Figure 1 shows the key findings of the intrinsic evaluation: the figure plots the percentage of positive answers (on the y axis) to the form questions for each kind of review (bar group) and for each class of subjects (bar fill pattern). It can be seen that our method generates reviews that are considered as written by a human in almost one case on three—the figure being greater for novice subjects an smaller for experienced subjects. Moreover, the deceiving ability is larger than the baseline: approximately \(30\,\%\) vs. \(10\,\%\). Concerning the real reviews, Fig. 1 shows that, as expected, they are properly recognized \(\approx \)85 % of the times: this finding suggests that the truncation of real reviews does not severely affect their appearance.

Fig. 1.
figure 1

Percentage of reviews considered as written by a human for the specified paper.

4.2 Extrinsic Evaluation

In the extrinsic evaluation, we built a number of forms, each showing the title of a paper a randomly chosen from our dataset and a set of 3 reviews randomly sampled for the sets described at points a, b, and d in the previous section. Real reviews were possibly limited in length as in the intrinsic evaluation. The form also showed, next to each review, the corresponding overall recommendation. We asked the subject to answer the following two questions: 1. “basing on these 3 reviews, would you recommend to accept or reject the paper?”; 2. “while taking your decision, in which order the 3 reviews influenced you?” We gathered results from 13 subjects—3 novice, 3 intermediate, and 7 experienced.

Table 1 summarizes the key findings of the extrinsic evaluation. In the left portion the table shows, for each subject class and for all the subjects, the number of forms in which at least a real and a generated reviews were discordant w.r.t. the recommendation (Discordant column), the number of discordant forms for which the subject took a decision in line with the generated reviews (and hence against the real reviews, Subverted column), and the ratio among Subverted and Discordant. In the right portion it shows the number of forms, for each kind of reviews, in which a review of the corresponding type were stated to be the most influencing by the subject; moreover it shows the percentage of forms in which the generated reviews were stated to be the most influencing.

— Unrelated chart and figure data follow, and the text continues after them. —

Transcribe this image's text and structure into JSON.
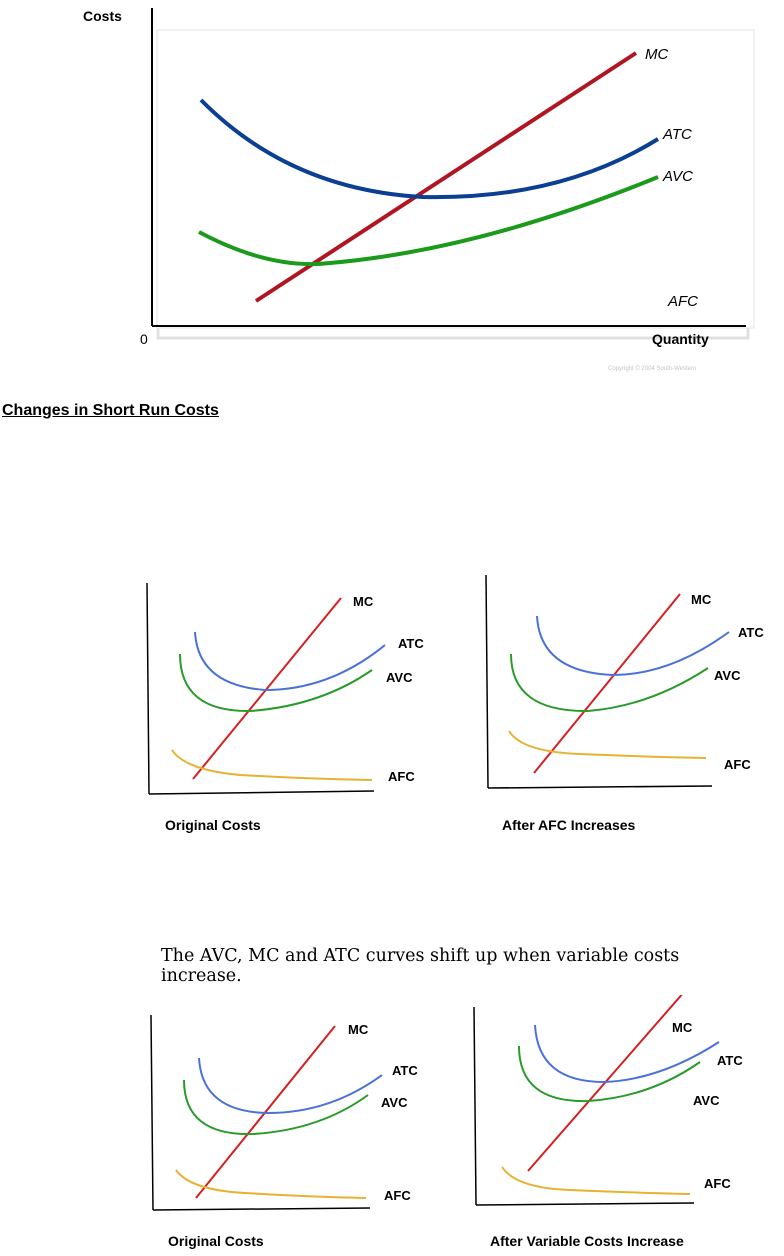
{
  "top_chart": {
    "y_axis_label": "Costs",
    "x_axis_label": "Quantity",
    "origin_label": "0",
    "copyright": "Copyright © 2004 South-Western",
    "curve_labels": {
      "mc": "MC",
      "atc": "ATC",
      "avc": "AVC",
      "afc": "AFC"
    }
  },
  "section_heading": "Changes in Short Run Costs",
  "row1": {
    "left": {
      "caption": "Original Costs"
    },
    "right": {
      "caption": "After AFC Increases"
    }
  },
  "row2_note": "The AVC, MC and ATC curves shift up when variable costs increase.",
  "row2": {
    "left": {
      "caption": "Original Costs"
    },
    "right": {
      "caption": "After Variable Costs Increase"
    }
  },
  "small_curve_labels": {
    "mc": "MC",
    "atc": "ATC",
    "avc": "AVC",
    "afc": "AFC"
  },
  "colors": {
    "top_mc": "#b01622",
    "top_atc": "#0a3f93",
    "top_avc": "#1b9a1b",
    "small_mc": "#d42020",
    "small_atc": "#4a72d6",
    "small_avc": "#2a9a2a",
    "small_afc": "#e5b233"
  },
  "chart_data": [
    {
      "type": "line",
      "title": "",
      "xlabel": "Quantity",
      "ylabel": "Costs",
      "series": [
        {
          "name": "MC",
          "shape": "upward-sloping line"
        },
        {
          "name": "ATC",
          "shape": "U-shaped, minimum where MC crosses"
        },
        {
          "name": "AVC",
          "shape": "U-shaped, minimum where MC crosses, below ATC"
        },
        {
          "name": "AFC"
        }
      ]
    },
    {
      "type": "line",
      "caption": "Original Costs",
      "series": [
        {
          "name": "MC"
        },
        {
          "name": "ATC"
        },
        {
          "name": "AVC"
        },
        {
          "name": "AFC"
        }
      ]
    },
    {
      "type": "line",
      "caption": "After AFC Increases",
      "series": [
        {
          "name": "MC"
        },
        {
          "name": "ATC"
        },
        {
          "name": "AVC"
        },
        {
          "name": "AFC"
        }
      ]
    },
    {
      "type": "line",
      "caption": "Original Costs",
      "series": [
        {
          "name": "MC"
        },
        {
          "name": "ATC"
        },
        {
          "name": "AVC"
        },
        {
          "name": "AFC"
        }
      ]
    },
    {
      "type": "line",
      "caption": "After Variable Costs Increase",
      "series": [
        {
          "name": "MC"
        },
        {
          "name": "ATC"
        },
        {
          "name": "AVC"
        },
        {
          "name": "AFC"
        }
      ]
    }
  ]
}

Table 1. Results of the extrinsic evaluation (see text).

The most interesting, and somewhat surprising, finding is that in the \(25\,\%\) of cases the decision of an experienced subject agreed with the generated reviews and disagreed with the real reviews: from another point of view, through a generated review we were able to manipulate the outcome of the (simulated) peer review process. Table 1 also shows that, in \(26\,\%\) of cases, a generated review was stated to be the most influencing by the subjects.

5 Conclusions

We proposed a method for the automatic generation of scientific reviews. The method is able to generate a review of a given research paper with a specified overall recommendation. To this end, it performs multiple steps aimed at generating reviews which resemble human written reviews and hence might potentially induce the reader to accept or reject the reviewed paper.

A key contribution of our work is the experimental evaluation, which involved 16 human subjects. The results show that in \(\approx \)30 % of cases a generated review is considered genuine by the human subjects; moreover, in about 1 among 4 cases, we were able to manipulate the outcome of a (simulated) peer review process through generated reviews which we mixed with genuine reviews.

Beyond these promising results, our proposal needs further investigation and, in this respect, we plan to compare it with other NLG methods, such as ANN, for which, however, a much larger amount of data need to be collected. Finally, it could be interesting to investigate if and how an ontology can improve the review generation process.